According to news reports (here and here), a Turkish passenger ferry has collided with a Ukrainian-flagged cargo ship in the Marmara Sea, off the coast of Istanbul. Passengers sustained minor injuries, and according to Turkish authorities, maritime traffic in the nearby Bosporus Straight was unaffected. End of story? Not quite.
I traveled to Istanbul in 2005, in part to investigate the growing weight of international maritime shipping through the Bosporus, which runs through the heart of the city and divides it between Europe and Asia. Whatever might be said of today's accident in the Marmara, we should expect worse.
The Bosporus, which connects the Marmara Sea in the south to the Black Sea in the north, is among the most difficult stretches of water in the world for ship captains to navigate. During any given passage, they must execute about a dozen significant changes of course to avoid slamming into Istanbul's heavily populated shores. Strong and unpredictable currents can push and pull ships off course. Sudden dense fog and blinding rains are common.

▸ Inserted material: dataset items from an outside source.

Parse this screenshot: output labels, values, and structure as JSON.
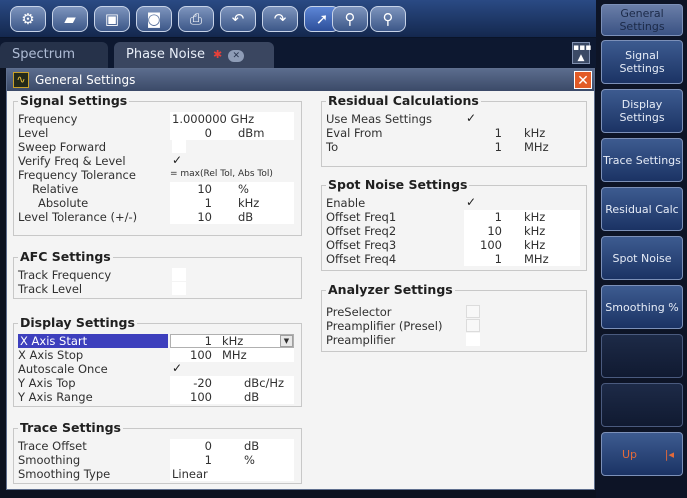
{
  "toolbar": {
    "icons": [
      "settings-icon",
      "open-folder-icon",
      "save-icon",
      "camera-icon",
      "print-icon",
      "undo-icon",
      "redo-icon",
      "pointer-icon",
      "zoom-icon",
      "multi-zoom-icon"
    ]
  },
  "tabs": [
    {
      "label": "Spectrum"
    },
    {
      "label": "Phase Noise"
    }
  ],
  "dialog": {
    "title": "General Settings"
  },
  "signal_settings": {
    "title": "Signal Settings",
    "frequency": {
      "label": "Frequency",
      "value": "1.000000 GHz"
    },
    "level": {
      "label": "Level",
      "value": "0",
      "unit": "dBm"
    },
    "sweep_forward": {
      "label": "Sweep Forward",
      "check": ""
    },
    "verify": {
      "label": "Verify Freq & Level",
      "check": "✓"
    },
    "freq_tol": {
      "label": "Frequency Tolerance",
      "value": "= max(Rel Tol, Abs Tol)"
    },
    "relative": {
      "label": "Relative",
      "value": "10",
      "unit": "%"
    },
    "absolute": {
      "label": "Absolute",
      "value": "1",
      "unit": "kHz"
    },
    "level_tol": {
      "label": "Level Tolerance (+/-)",
      "value": "10",
      "unit": "dB"
    }
  },
  "afc_settings": {
    "title": "AFC Settings",
    "track_freq": {
      "label": "Track Frequency"
    },
    "track_level": {
      "label": "Track Level"
    }
  },
  "display_settings": {
    "title": "Display Settings",
    "x_start": {
      "label": "X Axis Start",
      "value": "1",
      "unit": "kHz"
    },
    "x_stop": {
      "label": "X Axis Stop",
      "value": "100",
      "unit": "MHz"
    },
    "autoscale": {
      "label": "Autoscale Once",
      "check": "✓"
    },
    "y_top": {
      "label": "Y Axis Top",
      "value": "-20",
      "unit": "dBc/Hz"
    },
    "y_range": {
      "label": "Y Axis Range",
      "value": "100",
      "unit": "dB"
    }
  },
  "trace_settings": {
    "title": "Trace Settings",
    "offset": {
      "label": "Trace Offset",
      "value": "0",
      "unit": "dB"
    },
    "smoothing": {
      "label": "Smoothing",
      "value": "1",
      "unit": "%"
    },
    "smoothing_type": {
      "label": "Smoothing Type",
      "value": "Linear"
    }
  },
  "residual": {
    "title": "Residual Calculations",
    "use_meas": {
      "label": "Use Meas Settings",
      "check": "✓"
    },
    "eval_from": {
      "label": "Eval From",
      "value": "1",
      "unit": "kHz"
    },
    "to": {
      "label": "To",
      "value": "1",
      "unit": "MHz"
    }
  },
  "spot_noise": {
    "title": "Spot Noise Settings",
    "enable": {
      "label": "Enable",
      "check": "✓"
    },
    "f1": {
      "label": "Offset Freq1",
      "value": "1",
      "unit": "kHz"
    },
    "f2": {
      "label": "Offset Freq2",
      "value": "10",
      "unit": "kHz"
    },
    "f3": {
      "label": "Offset Freq3",
      "value": "100",
      "unit": "kHz"
    },
    "f4": {
      "label": "Offset Freq4",
      "value": "1",
      "unit": "MHz"
    }
  },
  "analyzer": {
    "title": "Analyzer Settings",
    "preselector": {
      "label": "PreSelector"
    },
    "preamp_presel": {
      "label": "Preamplifier (Presel)"
    },
    "preamp": {
      "label": "Preamplifier"
    }
  },
  "softkeys": {
    "general": "General Settings",
    "signal": "Signal Settings",
    "display": "Display Settings",
    "trace": "Trace Settings",
    "residual": "Residual Calc",
    "spot": "Spot Noise",
    "smoothing": "Smoothing %",
    "up": "Up"
  }
}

The tankers that face these hazards are some of the oldest and worst maintained currently afloat. Recent oil spills off the coasts of France and Spain have caused European countries to tighten their controls. Many of the older ships that cannot meet the new standards have been shunted off to poorer, less developed countries, like those that line the shores of the Black Sea. The average oil tanker based there is now over twenty years old, more than twice the average age of similar vessels working out of European and American ports.
As these tankers pass the Bosporus, they are forced to play dangerous games of chicken with countless numbers of smaller merchant ships, passenger ferries, commercial fishing boats, naval and coast guard vessels, and leisure craft that crowd the Bosporus on a typical day. To many of the people of Istanbul, the constant presence of crude-laden tankers just offshore is barely worth a second thought. To be sure, there are occasional protests, including an annual demonstration by local environmental groups that fills the strait with small boats and prevents tankers from passing for a few hours. But overall, the city seems fairly resigned to its fate, placing its trust in the hands of foreign captains working for foreign companies under foreign flags. To visitors, too, the ships are less objects of concern than part of Istanbul's exotic charm, a constant reminder of the city's unique place in the world.

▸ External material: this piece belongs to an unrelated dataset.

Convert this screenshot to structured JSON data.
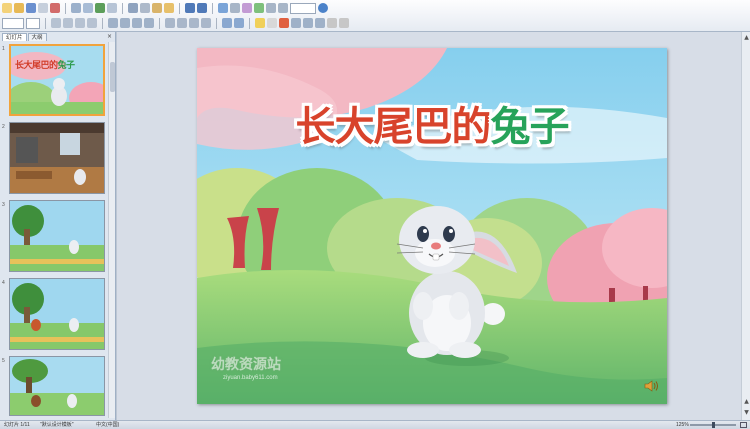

But tankers are not decorations; they are complex machines, and like all such things, they are prone to failure, often catastrophic failure. They explode. They run aground. They collide with other ships. They lose their steering and strike businesses and houses on the tightly crowded shore, killing or maiming the people inside. Or they do some combination of these things. The list of possible failures doubles as a virtual catalogue of accidents that have actually occurred on the Bosporus in recent years. As traffic grows more intense, so too does the risk of more and perhaps more serious accidents.